Entrepreneur Sam Altman, former president of Silicon Valley start-up incubator Y Combinator, called for a similarly nuanced position.

"I think we do need regulation for sure. And I don't think that's actually that controversial anymore at this point. I think knowing when and how to break up our company is really hard to do," Altman said. "The companies have gotten so big and so powerful and so intertwined."

But he warned, "We're all sort of in uncharted territory. … [We need to] figure out how to regulate more quickly and more effectively than we have in the past, or we end up in a world where at some point we have to do it in a very clumsy way."

Costolo said he thinks it's key for regulators not to conflate privacy concerns and potential antitrust issues.

"Acquisitions might be fine and helpful and create jobs for the economy and be great for competition," Costolo said. "If, on the other hand, they're using control of a certain stockpile of data or leverage that they have in a certain market to go aggregate and scoop up all the competition in a certain market, that's a whole other story."

Altman said regulation should not disadvantage small companies like those Y Combinator worked to help for so many years.

He said it's important to figure out "how to do regulation in a way that protects consumers and does not unfairly advantage big companies, which most regulation does."

"It's really hard, and it's an area that is of intense interest to Y Combinator and me personally," Altman said. "I really do believe that start-ups and new companies are this incredible force for innovation. And if you make that harder, with clumsily written regulation, that's a net loss for the world."

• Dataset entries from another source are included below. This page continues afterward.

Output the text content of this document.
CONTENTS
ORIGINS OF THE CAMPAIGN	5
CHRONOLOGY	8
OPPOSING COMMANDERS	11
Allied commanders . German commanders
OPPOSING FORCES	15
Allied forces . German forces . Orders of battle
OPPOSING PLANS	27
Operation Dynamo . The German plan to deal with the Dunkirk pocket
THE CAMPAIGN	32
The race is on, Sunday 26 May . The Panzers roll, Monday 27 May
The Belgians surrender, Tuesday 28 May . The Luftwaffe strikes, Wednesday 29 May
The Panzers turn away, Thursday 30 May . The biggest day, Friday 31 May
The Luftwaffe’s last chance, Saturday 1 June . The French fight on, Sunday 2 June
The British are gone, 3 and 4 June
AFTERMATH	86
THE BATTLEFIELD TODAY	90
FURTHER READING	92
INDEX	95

Hans Vestberg, CEO of Verizon, which is regulated by the FCC, noted just how difficult it is to get regulation right and said it's better for companies to police themselves as much as possible. "I think that technology is moving so fast, regulation [is] hard."

Altman is looking for big-picture solutions, to have a generation of regulators that understand tech's risks and opportunities: "If you look at certain other countries in the world where civic service is something that the most ambitious, talented people want to go into, I think they get better regulation."